For instance, once the underlying L1 hard forks, both L2s on its top and their bridges are automatically migrated. Meanwhile, a bridge between two L1s need manual migration initiated. When a paternal L1 reorganizes, all of its L2s follow; there's no need for any additional action.
Also, systems of interconnected L2 protocols can be more gas efficient compared to bridges from previous generations thanks to the integration of zero-knowledge proofs (ZKPs):
A third benefit is that inter-L2 bridges can have their messages bundled into the same aggregated verification that powers the L2s themselves.

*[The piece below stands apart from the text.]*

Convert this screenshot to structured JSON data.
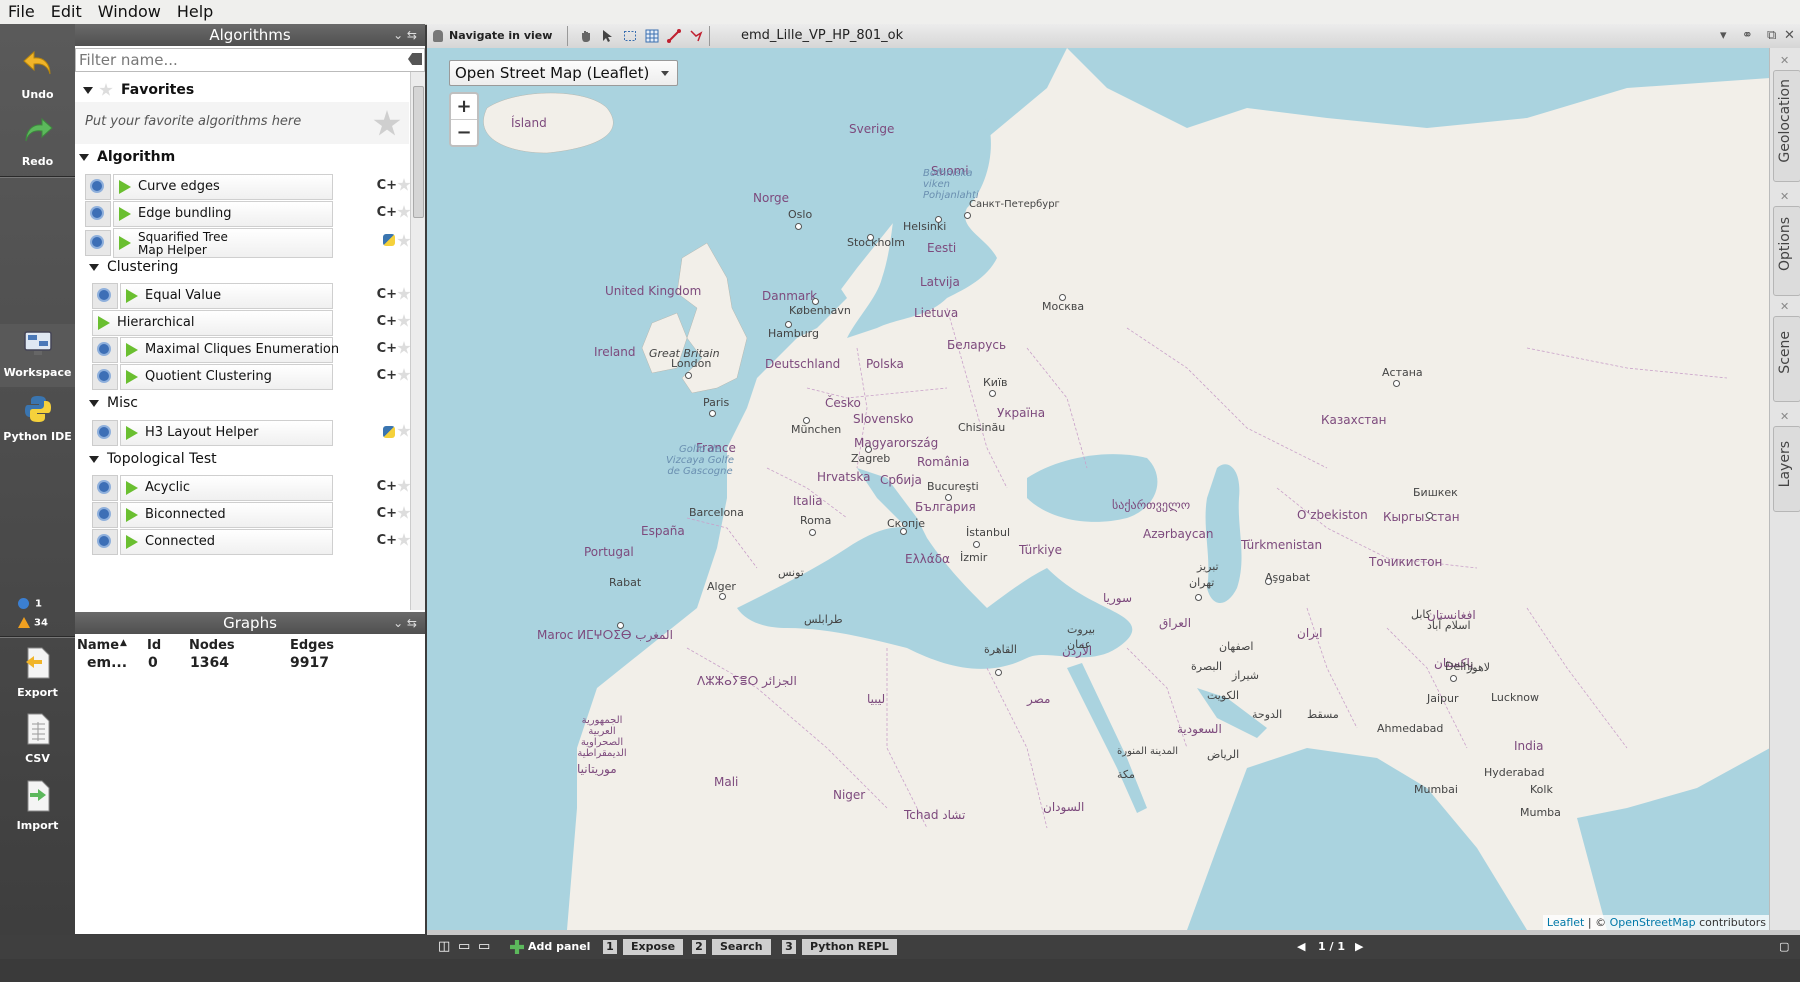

For example, bridging activity can be included in the same zk proof used to settle a zk L2's internal activity at no additional L1 gas cost.
Cross-L1 bridges can be considered immutable only if we assume that both start and target L1 blockchains will never undergo hardforks.
Berckmans mentioned Hop Protocol, Across, Connext and Socket apps among the pioneering cross-L2 decentralized bridges.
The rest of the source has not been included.